Our daily round-up of news from the art world
Tate and National Galleries of Scotland reinstate ties with Anthony d’Offay | The Times (£) reports that trustees at the Tate and the National Galleries of Scotland have reinstated their working relationship with Anthony d’Offay, art dealer and creator of the Artist Rooms programme in the UK, who was in January 2018 accused of sexual misconduct by three women. At the time the museums, which jointly own the Artist Rooms collection, announced they would ‘suspend any further contact’ with d’Offay, who denied the allegations, ‘until these matters have been clarified’. A Tate spokesperson has now told the Art Newspaper: ‘We have not been informed of any formal police investigation and trustees have since resumed contact with him.’

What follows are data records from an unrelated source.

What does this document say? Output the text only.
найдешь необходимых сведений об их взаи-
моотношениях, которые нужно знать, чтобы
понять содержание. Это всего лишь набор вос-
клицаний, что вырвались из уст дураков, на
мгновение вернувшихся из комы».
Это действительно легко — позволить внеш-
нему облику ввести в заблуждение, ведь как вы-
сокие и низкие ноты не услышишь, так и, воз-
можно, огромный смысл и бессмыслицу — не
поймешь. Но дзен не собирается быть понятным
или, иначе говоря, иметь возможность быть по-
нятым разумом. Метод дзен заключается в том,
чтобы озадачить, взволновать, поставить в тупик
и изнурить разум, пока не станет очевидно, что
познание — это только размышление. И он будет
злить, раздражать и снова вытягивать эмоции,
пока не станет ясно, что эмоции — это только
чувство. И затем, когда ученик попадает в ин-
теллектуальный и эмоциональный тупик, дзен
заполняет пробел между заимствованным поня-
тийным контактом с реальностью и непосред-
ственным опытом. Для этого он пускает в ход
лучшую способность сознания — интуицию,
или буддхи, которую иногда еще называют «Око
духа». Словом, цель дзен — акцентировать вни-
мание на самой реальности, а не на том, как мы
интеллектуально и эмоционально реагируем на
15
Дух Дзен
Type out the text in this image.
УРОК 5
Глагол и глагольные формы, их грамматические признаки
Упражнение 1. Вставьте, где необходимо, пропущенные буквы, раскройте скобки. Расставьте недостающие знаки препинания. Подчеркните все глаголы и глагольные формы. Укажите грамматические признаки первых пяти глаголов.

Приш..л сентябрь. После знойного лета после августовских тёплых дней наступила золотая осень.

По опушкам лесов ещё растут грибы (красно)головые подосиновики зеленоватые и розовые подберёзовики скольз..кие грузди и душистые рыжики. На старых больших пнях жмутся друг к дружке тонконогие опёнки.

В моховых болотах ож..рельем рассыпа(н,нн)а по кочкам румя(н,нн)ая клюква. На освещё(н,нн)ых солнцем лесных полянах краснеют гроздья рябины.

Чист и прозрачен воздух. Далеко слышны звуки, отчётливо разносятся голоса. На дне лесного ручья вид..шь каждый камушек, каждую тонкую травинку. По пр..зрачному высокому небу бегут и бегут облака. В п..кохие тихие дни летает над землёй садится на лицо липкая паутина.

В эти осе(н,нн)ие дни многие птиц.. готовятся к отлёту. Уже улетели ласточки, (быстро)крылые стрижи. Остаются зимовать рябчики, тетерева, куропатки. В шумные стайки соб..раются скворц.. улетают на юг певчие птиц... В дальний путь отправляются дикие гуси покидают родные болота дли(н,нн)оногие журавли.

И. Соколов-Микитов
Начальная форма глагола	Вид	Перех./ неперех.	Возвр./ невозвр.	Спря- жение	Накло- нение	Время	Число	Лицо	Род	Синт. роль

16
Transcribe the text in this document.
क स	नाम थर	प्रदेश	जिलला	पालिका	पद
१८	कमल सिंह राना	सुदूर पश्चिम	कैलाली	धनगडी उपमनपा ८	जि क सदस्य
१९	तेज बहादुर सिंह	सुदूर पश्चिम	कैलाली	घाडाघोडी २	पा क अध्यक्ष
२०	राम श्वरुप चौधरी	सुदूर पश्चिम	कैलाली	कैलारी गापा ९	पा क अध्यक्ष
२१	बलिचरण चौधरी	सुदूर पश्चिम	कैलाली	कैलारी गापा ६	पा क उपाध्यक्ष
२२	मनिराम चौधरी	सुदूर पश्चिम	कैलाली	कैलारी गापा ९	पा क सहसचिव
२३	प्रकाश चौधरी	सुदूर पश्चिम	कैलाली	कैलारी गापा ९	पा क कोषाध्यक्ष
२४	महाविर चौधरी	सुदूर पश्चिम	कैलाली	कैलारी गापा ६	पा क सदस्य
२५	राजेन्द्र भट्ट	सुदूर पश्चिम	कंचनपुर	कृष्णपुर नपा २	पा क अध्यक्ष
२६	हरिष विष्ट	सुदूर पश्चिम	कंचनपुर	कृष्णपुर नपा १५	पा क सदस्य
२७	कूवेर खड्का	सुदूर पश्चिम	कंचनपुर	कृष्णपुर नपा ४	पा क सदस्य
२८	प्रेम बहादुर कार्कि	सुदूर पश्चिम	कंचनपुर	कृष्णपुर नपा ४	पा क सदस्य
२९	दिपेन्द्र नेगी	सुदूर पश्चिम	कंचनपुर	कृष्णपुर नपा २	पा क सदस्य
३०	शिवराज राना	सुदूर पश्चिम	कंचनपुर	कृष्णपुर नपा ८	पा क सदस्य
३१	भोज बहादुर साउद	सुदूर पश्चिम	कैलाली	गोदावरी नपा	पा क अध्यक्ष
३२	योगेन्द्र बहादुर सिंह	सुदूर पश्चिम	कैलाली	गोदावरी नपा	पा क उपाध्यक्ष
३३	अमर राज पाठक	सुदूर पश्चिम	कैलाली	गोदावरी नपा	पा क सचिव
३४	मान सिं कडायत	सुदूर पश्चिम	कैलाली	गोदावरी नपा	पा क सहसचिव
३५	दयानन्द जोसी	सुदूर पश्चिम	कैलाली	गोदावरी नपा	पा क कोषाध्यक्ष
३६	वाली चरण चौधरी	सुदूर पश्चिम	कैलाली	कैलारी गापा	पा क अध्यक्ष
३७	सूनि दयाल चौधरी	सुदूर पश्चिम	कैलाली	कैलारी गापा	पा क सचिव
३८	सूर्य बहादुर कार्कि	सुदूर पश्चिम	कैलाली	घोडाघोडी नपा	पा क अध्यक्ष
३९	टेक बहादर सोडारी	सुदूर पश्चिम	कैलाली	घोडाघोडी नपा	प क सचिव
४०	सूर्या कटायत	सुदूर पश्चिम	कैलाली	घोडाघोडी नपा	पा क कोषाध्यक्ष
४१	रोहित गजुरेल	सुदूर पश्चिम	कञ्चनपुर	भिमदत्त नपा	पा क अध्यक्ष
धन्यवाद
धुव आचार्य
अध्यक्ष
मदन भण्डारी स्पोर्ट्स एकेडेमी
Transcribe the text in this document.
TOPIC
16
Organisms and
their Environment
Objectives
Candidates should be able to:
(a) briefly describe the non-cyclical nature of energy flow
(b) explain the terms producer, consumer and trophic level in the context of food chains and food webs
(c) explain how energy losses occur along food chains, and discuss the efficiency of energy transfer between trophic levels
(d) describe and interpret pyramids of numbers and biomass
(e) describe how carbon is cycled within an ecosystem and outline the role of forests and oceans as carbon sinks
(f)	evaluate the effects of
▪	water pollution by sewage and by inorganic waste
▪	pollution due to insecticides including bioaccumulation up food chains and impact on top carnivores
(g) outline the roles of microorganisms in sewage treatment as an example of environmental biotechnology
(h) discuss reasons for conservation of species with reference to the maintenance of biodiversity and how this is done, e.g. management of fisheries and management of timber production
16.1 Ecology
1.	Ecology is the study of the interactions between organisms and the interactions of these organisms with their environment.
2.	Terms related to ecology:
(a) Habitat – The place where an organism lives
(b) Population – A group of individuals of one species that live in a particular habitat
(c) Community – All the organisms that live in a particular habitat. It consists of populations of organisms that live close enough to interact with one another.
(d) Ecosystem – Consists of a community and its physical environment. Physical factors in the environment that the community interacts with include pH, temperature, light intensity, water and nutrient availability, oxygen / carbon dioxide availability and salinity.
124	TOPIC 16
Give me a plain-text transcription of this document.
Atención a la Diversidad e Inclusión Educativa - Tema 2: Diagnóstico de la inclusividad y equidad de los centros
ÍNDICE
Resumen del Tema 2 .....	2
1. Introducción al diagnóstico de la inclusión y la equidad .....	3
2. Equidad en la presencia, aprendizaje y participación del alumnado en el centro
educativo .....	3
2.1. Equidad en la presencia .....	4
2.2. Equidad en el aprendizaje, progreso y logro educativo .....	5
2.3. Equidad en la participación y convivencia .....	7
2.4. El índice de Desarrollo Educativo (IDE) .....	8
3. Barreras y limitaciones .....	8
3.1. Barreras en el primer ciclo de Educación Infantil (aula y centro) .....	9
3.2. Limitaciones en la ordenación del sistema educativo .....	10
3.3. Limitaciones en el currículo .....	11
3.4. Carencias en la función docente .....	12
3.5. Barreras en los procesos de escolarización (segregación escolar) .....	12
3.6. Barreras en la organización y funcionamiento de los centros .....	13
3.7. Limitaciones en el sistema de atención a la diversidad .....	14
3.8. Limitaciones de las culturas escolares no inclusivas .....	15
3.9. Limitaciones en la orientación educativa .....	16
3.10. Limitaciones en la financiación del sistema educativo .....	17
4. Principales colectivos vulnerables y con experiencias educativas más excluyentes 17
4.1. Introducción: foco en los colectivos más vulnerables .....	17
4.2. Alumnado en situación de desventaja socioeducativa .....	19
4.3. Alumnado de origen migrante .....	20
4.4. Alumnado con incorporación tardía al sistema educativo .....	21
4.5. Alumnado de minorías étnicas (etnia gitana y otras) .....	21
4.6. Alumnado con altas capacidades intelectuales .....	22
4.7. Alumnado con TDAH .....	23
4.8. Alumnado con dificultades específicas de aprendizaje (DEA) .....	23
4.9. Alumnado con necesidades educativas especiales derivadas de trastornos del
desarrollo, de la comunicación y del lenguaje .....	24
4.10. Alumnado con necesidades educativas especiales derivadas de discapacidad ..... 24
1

Open letter calls for Whitney to remove Warren B. Kanders as board vice chair | An open letter calling for the Whitney Museum of American Art to remove Warren B. Kanders as the vice chairman of its board was posted to the blog of Verso Books on Friday. Kanders, who has been on the museum’s board since 2006, owns Safariland, the manufacturer of defence products including tear gas canisters that were used by US border patrol agents at the border with Mexico in November 2018. The letter, signed by more than 120 scholars and critics, refers to an earlier call for Kanders’ resignation, made to the museum administration by some 100 staff members at the Whitney last November.
Inaugural recipients of Katthy Cavaliere Fellowship announced | Frances Barrett, Giselle Stanborough and Sally Rees are the inaugural recipients of the Katthy Cavaliere Fellowship, the largest grant available exclusively to female-identifying artists in Australia; each artist will receive $100,000 (AUSD) towards the production of new installations that will be exhibited at three Australian galleries. Katthy Cavaliere was an Italian-Australian performance artist who died in 2012.